Once you’ve touched your authentic self, you cannot return to performance.
Some might call this selfish—asking why not stay to help others wake up, why not change the system from within? But you cannot give what you do not have. Without full awakening, without integration, you’ll only project your own unconsciousness while believing you’re bringing clarity.
The most loving thing you can do is to awaken fully yourself. Then, from that grounded place, you can gently be available to those who are ready.
Understand: most people are not ready. Most do not want to wake up. They want to keep dreaming their dreams, and that is their right.
Your job is not to wake them—it’s to wake yourself. Then, quietly, you can be there for those beginning to stir.
This is why the awakened are disappearing. They are going where they can be real, where they can breathe, where consciousness can develop without being dimmed or defended. They are finding each other in small circles, quiet spaces, on the margins—creating little pockets of consciousness in a sea of sleep.
This is not abandonment. It is the most responsible thing they can do. The world doesn’t need more people reinforcing unconsciousness—it needs people who have done the hard work of waking up. Living examples of another way to be.
So if you feel the pull to disappear—if the noise, the games, the performances no longer hold your attention—listen to that pull. It is your soul calling you home. Your consciousness asking for space to emerge.
Do not fight it or feel guilty. Do not force yourself to stay engaged with what drains you. Give yourself permission to withdraw. To be alone. To disappear for a while. This is not permanent. You will return when you are ready—different, whole, authentic, offering real consciousness instead of unconscious performance.
Use your solitude well.
Do the inner work.
Integrate your shadow.
Find your authentic self.
Develop your consciousness.
That is what the world truly needs: not more people pretending to be awake, but people who genuinely are.
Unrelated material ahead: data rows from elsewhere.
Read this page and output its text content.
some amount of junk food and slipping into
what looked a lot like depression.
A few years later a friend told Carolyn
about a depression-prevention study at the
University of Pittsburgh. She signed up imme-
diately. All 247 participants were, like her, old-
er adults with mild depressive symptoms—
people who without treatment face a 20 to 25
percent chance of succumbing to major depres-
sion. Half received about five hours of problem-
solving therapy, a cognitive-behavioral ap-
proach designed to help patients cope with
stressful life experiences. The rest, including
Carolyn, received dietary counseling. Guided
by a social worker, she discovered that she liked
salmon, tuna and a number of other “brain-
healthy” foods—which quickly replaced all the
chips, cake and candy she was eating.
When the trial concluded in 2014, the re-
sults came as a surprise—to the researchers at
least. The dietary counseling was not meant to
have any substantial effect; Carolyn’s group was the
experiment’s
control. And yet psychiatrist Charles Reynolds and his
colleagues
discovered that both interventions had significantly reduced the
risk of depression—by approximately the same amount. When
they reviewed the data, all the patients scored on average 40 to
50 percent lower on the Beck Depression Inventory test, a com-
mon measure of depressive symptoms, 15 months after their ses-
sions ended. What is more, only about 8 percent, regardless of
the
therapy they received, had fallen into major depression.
The spiritually awake are disappearing because they must. Because consciousness cannot grow in unconscious environments. Because authenticity cannot emerge while performing a role. Because truth cannot be found while participating in collective lies.
So let them go—or if you are one of them, let yourself go. Withdraw without guilt. Disappear without apology. Be alone without loneliness.
Trust that you are following an ancient pattern—a necessary one. The caterpillar must dissolve before becoming the butterfly. The seed must break in darkness before becoming the tree. The awakened person must withdraw before returning with something real to offer.
This is not the end. It is the beginning—the beginning of genuine consciousness in a world that desperately needs it. But that consciousness must be cultivated in solitude before it can be shared in community.
So disappear if you must. And know that in your disappearing, you are actually preparing something. Something the sleeping world cannot yet see, but will need when it begins to wake.
You are not abandoning anyone.
You are pioneering.
You are preparing the way.
You are becoming what others will eventually need you to be.
And that is the most loving thing you can possibly do.
Be well on your journey. Peace be with you.